How We Discovered the Real Treasures of France
By Jeffrey M. Bowen
On
a recent trip to France, my wife and I realized that its impressive places and
works of art came alive when we took a closer look at the stories of their
creators. Here are three of those stories about people
whose historical dimensions gave purpose to our travels.
In May of 1770 a 14-year-old winsome
teenager named Antoine was escorted to France by an entourage of 57 carriages
and 376 horses. Awaiting was her future
husband, a 15-year-old named Louis, the king’s grandson and heir apparent to
the throne. Soon known formally as Marie Antoinette, the young
Austrian beauty had ash-blond hair, grayish blue eyes, and a radiant complexion. She was lighthearted, frivolous and
extravagant. The public immediately
embraced her like a latter-day rock star.
Before long Marie learned how to celebrate
wealth. She thrived on the social whirl while
her subjects increasingly suffered from high taxes and poor harvests. Nor did she understand her public’s growing
demand for democracy. Although she never
did say “Let them eat cake”, Marie was rather unfairly vilified and blamed for her
country’s bankrupt treasury. Just 23
years after her coronation, France’s last queen was publicly humiliated,
beheaded and thrown into a commoner’s grave.

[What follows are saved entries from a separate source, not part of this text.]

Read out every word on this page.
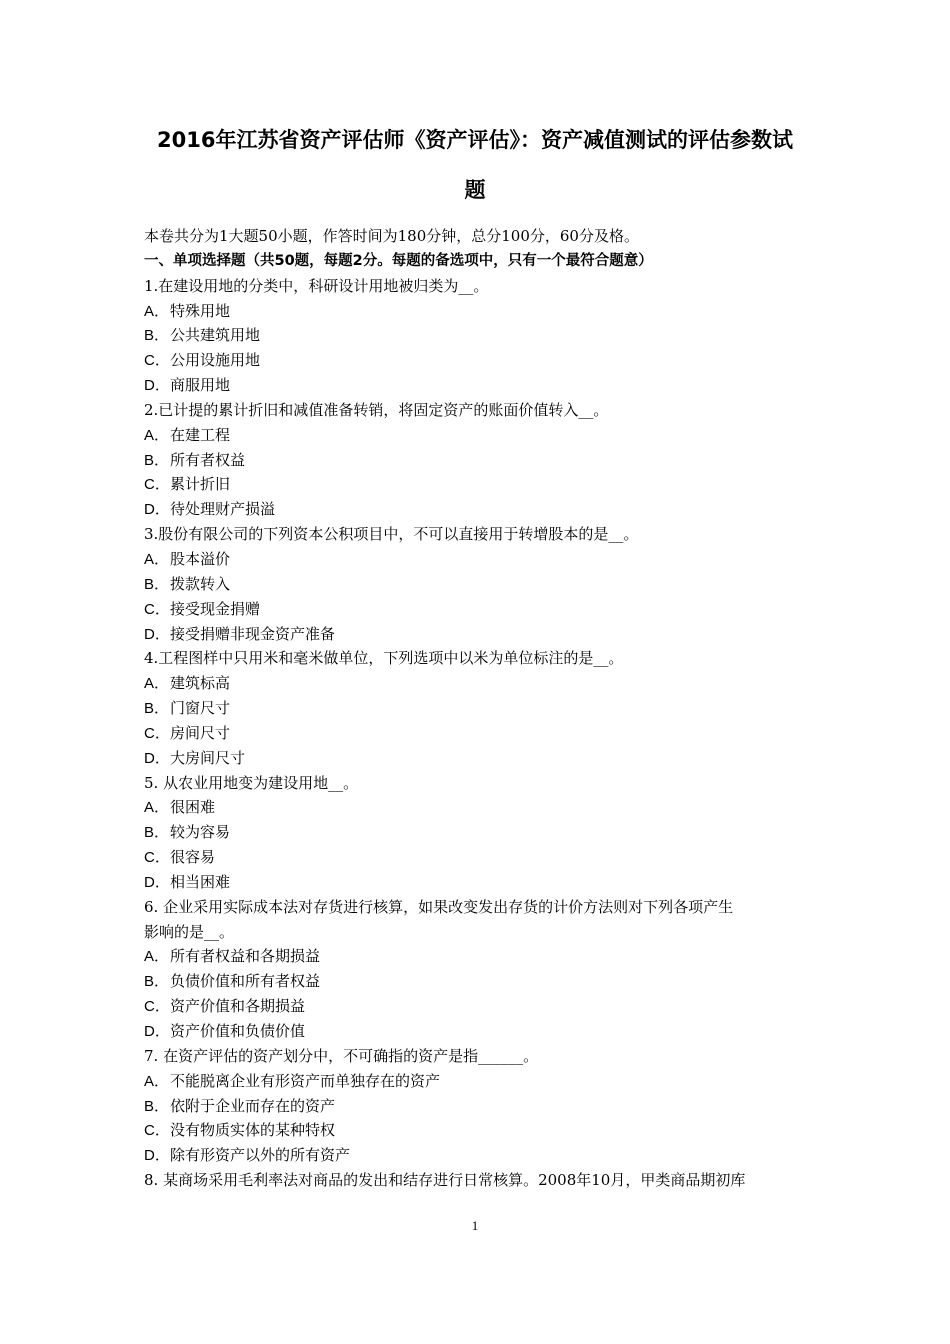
2016年江苏省资产评估师《资产评估》：资产减值测试的评估参数试
题
本卷共分为1大题50小题，作答时间为180分钟，总分100分，60分及格。
一、单项选择题（共50题，每题2分。每题的备选项中，只有一个最符合题意）
1.在建设用地的分类中，科研设计用地被归类为__。
A． 特殊用地
B． 公共建筑用地
C． 公用设施用地
D． 商服用地
2.已计提的累计折旧和减值准备转销，将固定资产的账面价值转入__。
A． 在建工程
B． 所有者权益
C． 累计折旧
D． 待处理财产损溢
3.股份有限公司的下列资本公积项目中，不可以直接用于转增股本的是__。
A． 股本溢价
B． 拨款转入
C． 接受现金捐赠
D． 接受捐赠非现金资产准备
4.工程图样中只用米和毫米做单位，下列选项中以米为单位标注的是__。
A． 建筑标高
B． 门窗尺寸
C． 房间尺寸
D． 大房间尺寸
5. 从农业用地变为建设用地__。
A． 很困难
B． 较为容易
C． 很容易
D． 相当困难
6. 企业采用实际成本法对存货进行核算，如果改变发出存货的计价方法则对下列各项产生
影响的是__。
A． 所有者权益和各期损益
B． 负债价值和所有者权益
C． 资产价值和各期损益
D． 资产价值和负债价值
7. 在资产评估的资产划分中，不可确指的资产是指______。
A． 不能脱离企业有形资产而单独存在的资产
B． 依附于企业而存在的资产
C． 没有物质实体的某种特权
D． 除有形资产以外的所有资产
8. 某商场采用毛利率法对商品的发出和结存进行日常核算。2008年10月，甲类商品期初库
1
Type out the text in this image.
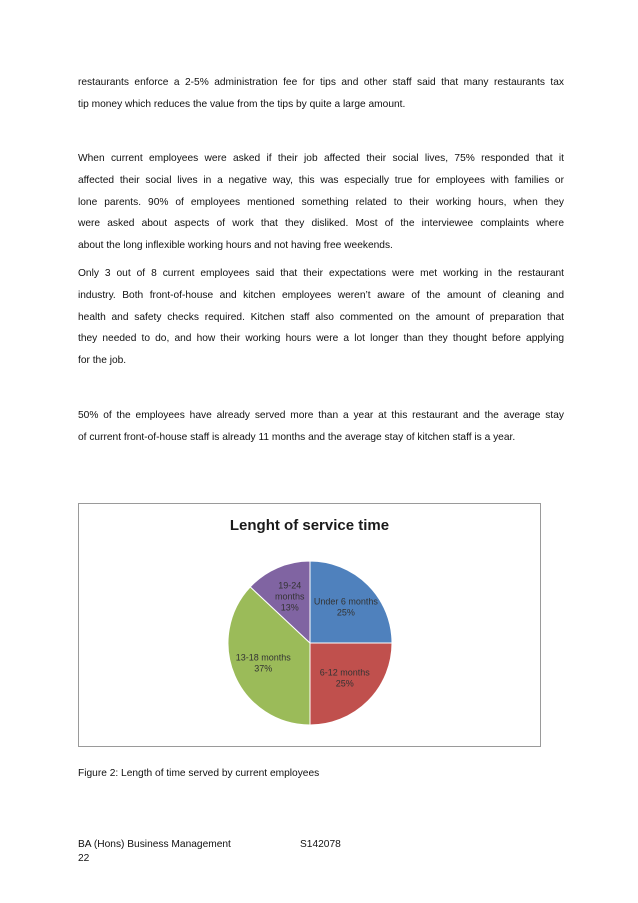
restaurants enforce a 2-5% administration fee for tips and other staff said that many restaurants tax
tip money which reduces the value from the tips by quite a large amount.
When current employees were asked if their job affected their social lives, 75% responded that it
affected their social lives in a negative way, this was especially true for employees with families or
lone parents. 90% of employees mentioned something related to their working hours, when they
were asked about aspects of work that they disliked. Most of the interviewee complaints where
about the long inflexible working hours and not having free weekends.
Only 3 out of 8 current employees said that their expectations were met working in the restaurant
industry. Both front-of-house and kitchen employees weren’t aware of the amount of cleaning and
health and safety checks required. Kitchen staff also commented on the amount of preparation that
they needed to do, and how their working hours were a lot longer than they thought before applying
for the job.
50% of the employees have already served more than a year at this restaurant and the average stay
of current front-of-house staff is already 11 months and the average stay of kitchen staff is a year.
Lenght of service time
Under 6 months 25%
6-12 months 25%
13-18 months 37%
19-24 months 13%
Figure 2: Length of time served by current employees
BA (Hons) Business Management
22
S142078
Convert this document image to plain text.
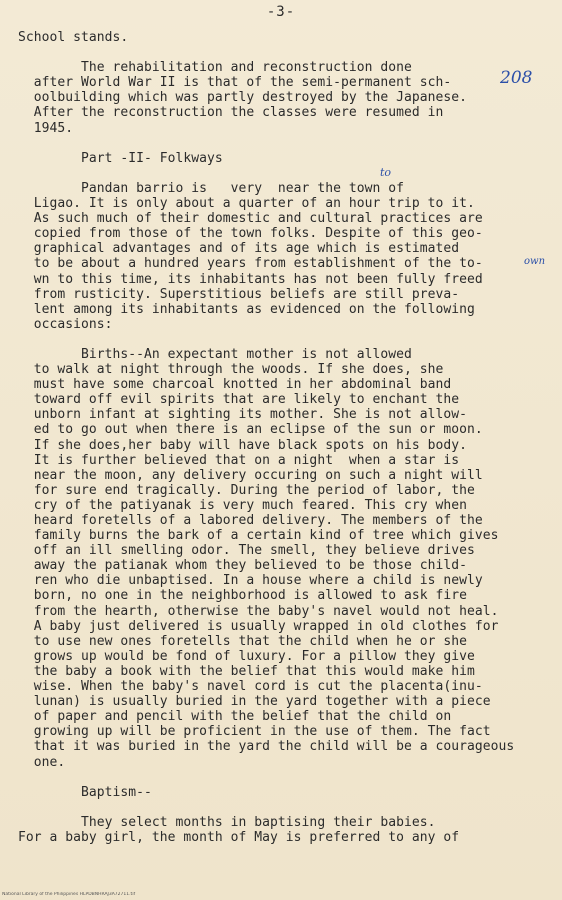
-3-
School stands.
The rehabilitation and reconstruction done
after World War II is that of the semi-permanent sch-
oolbuilding which was partly destroyed by the Japanese.
After the reconstruction the classes were resumed in
1945.
Part -II- Folkways
Pandan barrio is   very  near the town of
Ligao. It is only about a quarter of an hour trip to it.
As such much of their domestic and cultural practices are
copied from those of the town folks. Despite of this geo-
graphical advantages and of its age which is estimated
to be about a hundred years from establishment of the to-
wn to this time, its inhabitants has not been fully freed
from rusticity. Superstitious beliefs are still preva-
lent among its inhabitants as evidenced on the following
occasions:
Births--An expectant mother is not allowed
to walk at night through the woods. If she does, she
must have some charcoal knotted in her abdominal band
toward off evil spirits that are likely to enchant the
unborn infant at sighting its mother. She is not allow-
ed to go out when there is an eclipse of the sun or moon.
If she does,her baby will have black spots on his body.
It is further believed that on a night  when a star is
near the moon, any delivery occuring on such a night will
for sure end tragically. During the period of labor, the
cry of the patiyanak is very much feared. This cry when
heard foretells of a labored delivery. The members of the
family burns the bark of a certain kind of tree which gives
off an ill smelling odor. The smell, they believe drives
away the patianak whom they believed to be those child-
ren who die unbaptised. In a house where a child is newly
born, no one in the neighborhood is allowed to ask fire
from the hearth, otherwise the baby's navel would not heal.
A baby just delivered is usually wrapped in old clothes for
to use new ones foretells that the child when he or she
grows up would be fond of luxury. For a pillow they give
the baby a book with the belief that this would make him
wise. When the baby's navel cord is cut the placenta(inu-
lunan) is usually buried in the yard together with a piece
of paper and pencil with the belief that the child on
growing up will be proficient in the use of them. The fact
that it was buried in the yard the child will be a courageous
one.
Baptism--
They select months in baptising their babies.
For a baby girl, the month of May is preferred to any of
208
to
own
National Library of the Philippines HLPDBNHRAJ3A72711.tif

By 1793 her fairy tale became a tragedy beset by revolution.
Nearly
a century later, as the centennial celebration of that revolution neared, a
unique wrought iron framework was taking shape on the city’s military parade
ground of Paris. Nowadays known as the
Eiffel Tower, the so-called Iron Lady was roundly denounced as ugly, oversized,
and likely to collapse. Few believed it
would be permanent. But its talented
designer, Gustav Eiffel, insisted the 984-foot tower would stand strong against
the winds of time and serve as an enduring tribute to his country’s economic
and technological rejuvenation.
Tragically, in the next century the limits of that renewal would be
sorely tested twice in world wars.
Gaston
Huet was one of thousands of French and British soldiers trapped between
Hitler’s Wehrmacht and the sea at the northwestern corner of France in May of
1940. His home was the Loire Valley,
and his lifelong commitment was to his vineyard in Vouvray. Both would become an impossible dream over
the next five years as Huet and his mates tried to survive in a POW camp for 4,000
officers in Silesia, Germany.
After returning starved and near death
from the war, Huet’s first words were, “The vines, what about the vines?” This legendary
vintner went on to become one of France’s greatest winemakers as well as the
mayor of Vouvray for 46 years.
The story of Gaston Huet reflects the
extraordinary survival of French wines and vineyards despite the stubborn
efforts of the Nazis to steal, secretly store, or transport back to Germany
millions of bottles of the yields of France.
However, by sealing their precious wines behind brick walls in cellars, burying
them underground in family gardens, and storing them in caves, or as a last
recourse diluting them and giving Nazis the dregs, the French winemakers preserved
their best wines for posterity.
France’s love for wine grapes is unquenchable. Today the country produces
seven billion bottles annually across
seven different wine-producing regions. Rules
for growing are strictly enforced by the state so that top quality is
preserved. Anyone who travels the rural
roads of France, just as we did on our trip, must come away believing that vineyards
and wine are the heart and soul of France.
Our trip included dining in Paris on the lower
platform restaurant of the Eiffel Tower.
Coincidentally, the restaurants and elevators above us were closed due
to 50 mile-per-hour gales. Even though
we felt a slight sway, we silently thanked Gustav Eiffel for building a
monument that welcomes the winds.
Finally, our visit to the City of Light would
have been incomplete without a visit to Versailles, which is really comprised
of the palace, gardens, and on the same grounds just outside the city, a
magical chateau called the Petit Trianon.
This Disney-like fantasy land was really Marie Antoinette’s private
domain, given by her husband as a hideaway.
There she and her companions could isolate themselves from the prying
eyes of the hoi polloi and enjoy magnificent décor, musical plays, and a unique
hamlet with quaint cottages, ponds, and endless flower gardens. Marie and her friends loved the idea of pretending
to farm.
Our trip reached beyond the stunningly
elaborate décor of Versailles, the dominating Iron Lady of Paris, and miles of vineyards. No question, the sheer natural beauty of the
landscape and cultural sites were a delight.
But our experience was more deeply
enriched by characters who told us their stories. The individuals I have introduced -- Marie
Antoinette, Gustav Eiffel, and Gaston Huet – embody the destinies,
accomplishments, and fates that reflect the real treasures of France.